Read it, or argue with it
A DCF in a spreadsheet is something you read. A DCF in a dashboard is something you can argue with. That difference was the whole point of this build.
Context
A valuation model for a services back-book lived in a static spreadsheet: fifteen years of assumptions about volume, conversion, margin maturity and discounting, each buried in cells nobody could interrogate in a conversation. I rebuilt it as a live, interactive tool.
The published version runs on invented figures with the business genericised; the mechanism is exactly what shipped.

What it does
- Bull / Base / Bear scenario toggle, so the reader can move between growth assumptions instead of accepting one management case at face value.
- Discount rate as the headline lever, the first slider on the page, because it's the assumption a room actually argues about, not a buried cell three tabs deep in the source model.
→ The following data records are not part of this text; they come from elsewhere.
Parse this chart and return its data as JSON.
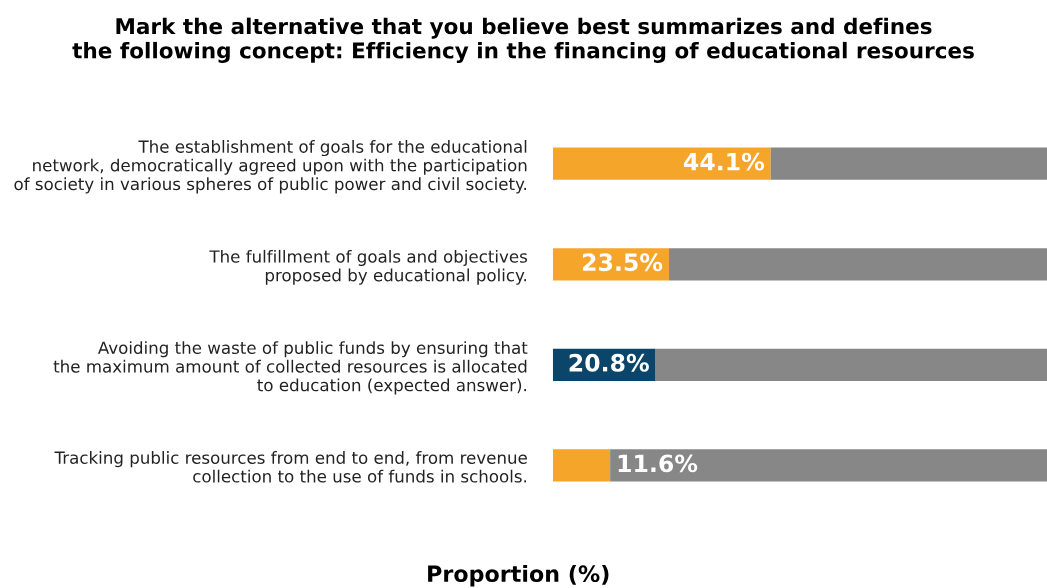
{
  "chart_data": {
    "type": "bar",
    "orientation": "horizontal",
    "stacked": true,
    "title": "Mark the alternative that you believe best summarizes and defines\nthe following concept: Efficiency in the financing of educational resources",
    "xlabel": "Proportion (%)",
    "categories": [
      "The establishment of goals for the educational\nnetwork, democratically agreed upon with the participation\nof society in various spheres of public power and civil society.",
      "The fulfillment of goals and objectives\nproposed by educational policy.",
      "Avoiding the waste of public funds by ensuring that\nthe maximum amount of collected resources is allocated\nto education (expected answer).",
      "Tracking public resources from end to end, from revenue\ncollection to the use of funds in schools."
    ],
    "series": [
      {
        "colors": [
          "#f5a52a",
          "#f5a52a",
          "#0b4569",
          "#f5a52a"
        ],
        "values": [
          44.1,
          23.5,
          20.8,
          11.6
        ],
        "value_labels": [
          "44.1%",
          "23.5%",
          "20.8%",
          "11.6%"
        ]
      },
      {
        "color": "#878787",
        "values": [
          55.9,
          76.5,
          79.2,
          88.4
        ]
      }
    ],
    "xlim": [
      0,
      100
    ],
    "tick_labels": "y",
    "grid": false
  }
}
- Secondary sliders underneath the valuation: margin trajectory, attrition, conversion and the take-rate assumption, each editable in real time rather than fixed.
Every change recalculates the full model live, so a claim like "if margin only gets to X, the valuation drops by Y" is something the reader can test themselves in the room, not something they have to take on faith.
The point
Anyone can build a DCF. The actual problem worth solving was making one assumption falsifiable on the spot, rather than asserting a number and hoping nobody pressed on it.
Stack
React dashboard, scenario-driven financial model recalculating client-side, deployed as a route on this site.